Foreigners & Expats Find A Job & Work In Gambia?
The Gambia has a liberal policy concerning the employment of foreigners for managerial jobs and technical assignments. Depending on the requirements of the company, as judged by an allocation committee, the company is allotted an expatriate quota for specific posts for a stipulated period of time.
Applications for expatriate quotas should be made on forms obtainable from the Secretary, Expatriate Quota Allocation Board, Office of The Vice President, Banjul.
When permission has been secured, a residence permit should be obtained, usually after the arrival in The Gambia of the person(s) concerned. The entry permit covers the immediate members of the expatriate’s family. However, they are not permitted to undertake any employment without prior permission.
Labour and Employment Laws in Gambia
The legal framework of labour relations consists of the Labour Act, 1990, and of regulations issued thereunder. Its administration is the responsibility of a Commissioner of Labour, who acts under the supervision of the Department of State for Trade, Industry and Employment.

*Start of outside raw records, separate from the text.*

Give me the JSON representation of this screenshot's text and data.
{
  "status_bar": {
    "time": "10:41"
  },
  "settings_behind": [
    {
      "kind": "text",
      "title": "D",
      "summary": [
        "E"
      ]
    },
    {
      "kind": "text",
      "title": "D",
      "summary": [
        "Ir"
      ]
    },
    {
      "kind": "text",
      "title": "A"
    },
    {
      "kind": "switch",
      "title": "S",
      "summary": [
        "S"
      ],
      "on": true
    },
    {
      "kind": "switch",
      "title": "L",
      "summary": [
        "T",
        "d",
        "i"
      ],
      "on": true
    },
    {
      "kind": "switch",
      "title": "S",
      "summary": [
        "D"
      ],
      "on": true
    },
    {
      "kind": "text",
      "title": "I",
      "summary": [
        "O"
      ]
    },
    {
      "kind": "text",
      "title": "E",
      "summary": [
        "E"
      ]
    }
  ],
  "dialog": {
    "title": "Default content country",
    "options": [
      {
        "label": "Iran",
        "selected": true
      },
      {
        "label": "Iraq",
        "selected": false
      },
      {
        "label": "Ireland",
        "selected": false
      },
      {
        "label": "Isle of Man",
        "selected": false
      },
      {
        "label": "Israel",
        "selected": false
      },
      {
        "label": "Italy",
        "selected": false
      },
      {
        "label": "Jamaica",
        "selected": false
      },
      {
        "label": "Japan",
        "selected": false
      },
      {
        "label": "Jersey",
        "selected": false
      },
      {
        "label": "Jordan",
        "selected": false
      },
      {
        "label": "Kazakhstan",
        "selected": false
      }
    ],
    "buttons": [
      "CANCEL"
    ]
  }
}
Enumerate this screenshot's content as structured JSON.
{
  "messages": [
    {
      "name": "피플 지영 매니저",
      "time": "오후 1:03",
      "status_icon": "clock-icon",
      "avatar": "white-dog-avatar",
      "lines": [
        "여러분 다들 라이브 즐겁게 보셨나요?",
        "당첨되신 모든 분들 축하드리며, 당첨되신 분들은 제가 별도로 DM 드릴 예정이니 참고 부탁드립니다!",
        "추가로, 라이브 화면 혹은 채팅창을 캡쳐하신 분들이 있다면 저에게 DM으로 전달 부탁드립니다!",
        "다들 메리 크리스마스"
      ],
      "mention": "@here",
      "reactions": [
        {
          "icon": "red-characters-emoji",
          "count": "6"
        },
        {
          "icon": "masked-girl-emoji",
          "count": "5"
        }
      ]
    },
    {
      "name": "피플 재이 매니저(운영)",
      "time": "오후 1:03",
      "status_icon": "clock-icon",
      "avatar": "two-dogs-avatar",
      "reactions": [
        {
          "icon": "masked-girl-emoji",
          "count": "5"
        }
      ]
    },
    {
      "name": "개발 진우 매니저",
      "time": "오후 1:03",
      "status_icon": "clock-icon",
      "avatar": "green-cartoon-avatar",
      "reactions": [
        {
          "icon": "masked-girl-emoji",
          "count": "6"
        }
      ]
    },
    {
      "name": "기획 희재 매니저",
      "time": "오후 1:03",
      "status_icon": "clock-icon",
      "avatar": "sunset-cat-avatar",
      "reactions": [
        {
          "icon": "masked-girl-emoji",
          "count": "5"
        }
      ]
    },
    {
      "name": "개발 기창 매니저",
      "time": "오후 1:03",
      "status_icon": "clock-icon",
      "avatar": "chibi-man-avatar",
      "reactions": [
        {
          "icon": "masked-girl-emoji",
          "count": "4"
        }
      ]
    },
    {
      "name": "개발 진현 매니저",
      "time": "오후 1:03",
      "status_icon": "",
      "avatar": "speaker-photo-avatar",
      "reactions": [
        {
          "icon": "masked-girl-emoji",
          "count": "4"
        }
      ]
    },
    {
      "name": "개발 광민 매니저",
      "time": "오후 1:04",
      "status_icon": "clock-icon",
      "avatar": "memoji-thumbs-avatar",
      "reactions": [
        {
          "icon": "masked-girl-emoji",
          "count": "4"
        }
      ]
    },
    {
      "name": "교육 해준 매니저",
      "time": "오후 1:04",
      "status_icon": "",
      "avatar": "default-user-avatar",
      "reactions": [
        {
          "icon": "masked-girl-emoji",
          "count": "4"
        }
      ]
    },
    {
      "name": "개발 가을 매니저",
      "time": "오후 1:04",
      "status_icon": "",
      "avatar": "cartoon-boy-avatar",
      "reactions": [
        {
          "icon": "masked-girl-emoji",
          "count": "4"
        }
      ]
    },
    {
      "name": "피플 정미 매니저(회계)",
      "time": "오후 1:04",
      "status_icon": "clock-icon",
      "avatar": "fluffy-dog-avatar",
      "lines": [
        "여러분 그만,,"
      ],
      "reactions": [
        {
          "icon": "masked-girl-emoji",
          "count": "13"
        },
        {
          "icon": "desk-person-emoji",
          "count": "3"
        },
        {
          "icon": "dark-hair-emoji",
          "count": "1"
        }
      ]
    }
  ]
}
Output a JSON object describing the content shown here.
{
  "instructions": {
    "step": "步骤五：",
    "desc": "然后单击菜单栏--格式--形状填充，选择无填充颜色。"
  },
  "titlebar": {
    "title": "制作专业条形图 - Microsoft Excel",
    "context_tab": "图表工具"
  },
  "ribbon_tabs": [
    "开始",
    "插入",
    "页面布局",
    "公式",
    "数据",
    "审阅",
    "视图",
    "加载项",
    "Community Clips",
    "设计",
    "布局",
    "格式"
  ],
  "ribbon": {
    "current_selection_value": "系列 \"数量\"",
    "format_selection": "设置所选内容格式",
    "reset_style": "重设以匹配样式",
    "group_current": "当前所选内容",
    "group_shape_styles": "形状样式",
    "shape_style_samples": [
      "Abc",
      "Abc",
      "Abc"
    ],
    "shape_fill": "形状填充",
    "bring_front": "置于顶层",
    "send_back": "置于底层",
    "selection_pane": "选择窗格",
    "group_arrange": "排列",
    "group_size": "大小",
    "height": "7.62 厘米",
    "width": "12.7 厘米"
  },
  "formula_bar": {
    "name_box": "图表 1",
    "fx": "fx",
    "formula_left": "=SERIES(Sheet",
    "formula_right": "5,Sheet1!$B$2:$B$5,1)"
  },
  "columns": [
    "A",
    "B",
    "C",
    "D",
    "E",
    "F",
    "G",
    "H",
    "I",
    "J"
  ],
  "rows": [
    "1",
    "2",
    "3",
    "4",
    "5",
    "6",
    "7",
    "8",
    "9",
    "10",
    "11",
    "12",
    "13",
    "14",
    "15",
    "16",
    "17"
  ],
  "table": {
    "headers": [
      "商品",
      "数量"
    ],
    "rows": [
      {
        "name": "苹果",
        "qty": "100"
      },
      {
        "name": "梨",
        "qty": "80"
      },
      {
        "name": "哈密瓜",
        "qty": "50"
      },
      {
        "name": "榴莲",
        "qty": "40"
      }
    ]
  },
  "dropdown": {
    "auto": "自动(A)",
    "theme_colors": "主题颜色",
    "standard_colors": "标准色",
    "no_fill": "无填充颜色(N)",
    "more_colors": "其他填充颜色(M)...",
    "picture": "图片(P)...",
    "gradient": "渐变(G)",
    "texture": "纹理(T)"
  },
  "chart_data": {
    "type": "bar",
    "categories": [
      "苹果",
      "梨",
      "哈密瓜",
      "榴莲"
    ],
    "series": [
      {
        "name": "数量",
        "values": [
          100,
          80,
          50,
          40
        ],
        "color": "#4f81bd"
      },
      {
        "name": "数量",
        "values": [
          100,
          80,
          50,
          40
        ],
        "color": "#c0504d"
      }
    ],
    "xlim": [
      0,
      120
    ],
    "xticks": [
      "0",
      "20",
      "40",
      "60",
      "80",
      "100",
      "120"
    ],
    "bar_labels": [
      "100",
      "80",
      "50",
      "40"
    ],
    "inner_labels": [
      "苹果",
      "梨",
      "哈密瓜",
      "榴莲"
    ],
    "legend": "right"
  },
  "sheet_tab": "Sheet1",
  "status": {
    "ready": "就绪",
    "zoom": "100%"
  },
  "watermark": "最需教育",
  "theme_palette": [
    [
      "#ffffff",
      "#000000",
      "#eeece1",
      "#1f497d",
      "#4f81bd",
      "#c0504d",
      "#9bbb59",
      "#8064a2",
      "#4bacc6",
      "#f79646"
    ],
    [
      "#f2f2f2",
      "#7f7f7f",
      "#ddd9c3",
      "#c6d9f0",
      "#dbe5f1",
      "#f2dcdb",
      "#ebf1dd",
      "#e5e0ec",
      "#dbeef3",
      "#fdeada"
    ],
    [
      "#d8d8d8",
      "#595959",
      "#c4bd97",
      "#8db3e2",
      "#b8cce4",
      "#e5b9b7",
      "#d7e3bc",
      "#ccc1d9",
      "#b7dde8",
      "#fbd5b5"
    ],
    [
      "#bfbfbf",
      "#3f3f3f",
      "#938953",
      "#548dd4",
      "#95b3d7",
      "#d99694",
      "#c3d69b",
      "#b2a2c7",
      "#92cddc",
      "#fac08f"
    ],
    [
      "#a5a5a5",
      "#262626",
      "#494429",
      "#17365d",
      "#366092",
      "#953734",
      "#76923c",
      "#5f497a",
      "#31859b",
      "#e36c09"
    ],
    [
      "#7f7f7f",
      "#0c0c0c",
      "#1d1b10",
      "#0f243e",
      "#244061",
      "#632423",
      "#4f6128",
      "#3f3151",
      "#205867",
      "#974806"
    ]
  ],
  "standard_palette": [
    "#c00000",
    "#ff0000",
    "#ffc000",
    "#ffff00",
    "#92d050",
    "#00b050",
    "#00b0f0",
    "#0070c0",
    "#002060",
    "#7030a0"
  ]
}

The Act is a comprehensive document that covers the general conditions of employment including dismissal as well as recruitment and hiring of labour, registration and training, protection of wages, registration of trade unions and employers’ organisations, industrial relations, and procedures for the settlement of labour disputes.
The 1990 Labour Act has been under review, with a view toward, among other things, making labour legislations in The Gambia supplementary to and supportive of the aspirations of Vision 2020 in the area of industrial relations and effective worker protection.
The has one of the most affordable labour both in terms of costs of hiring and maintenance. The Gambian workforce is generally regarded as friendly and hardworking.
Setting Up & Starting A Business In Gambia
Education and Training – Primary education in The Gambia is free but not compulsory. The country’s institutions of higher education include The University Of The Gambia, and several technical and training schools.
Agriculture and Fishing – Some 82 percent of the working population of The Gambia is engaged in agriculture. Rice and millet, as well as cattle, sheep, goats, and poultry, are raised for local consumption. Peanuts are grown primarily for export;. The government has introduced the raising of cotton, sisal, citrus fruits, and tobacco to diversify agricultural production. The coastal villages engage in fishing.
Manufacturing & Processing – Manufacturing is limited mainly to the processing of peanuts and other primary products and to the building of fishing boats. Other manufactures include beverages, clothing, footwear, and handicrafts.
Import Export Trading – The main trading partners for exports were Japan, Belgium, Luxembourg, Senegal, Guinea, France, and the United States. The principal partners for imports were the China, Côte d’Ivoire, Hong Kong, United Kingdom, Germany, Senegal, Thailand, and the United States.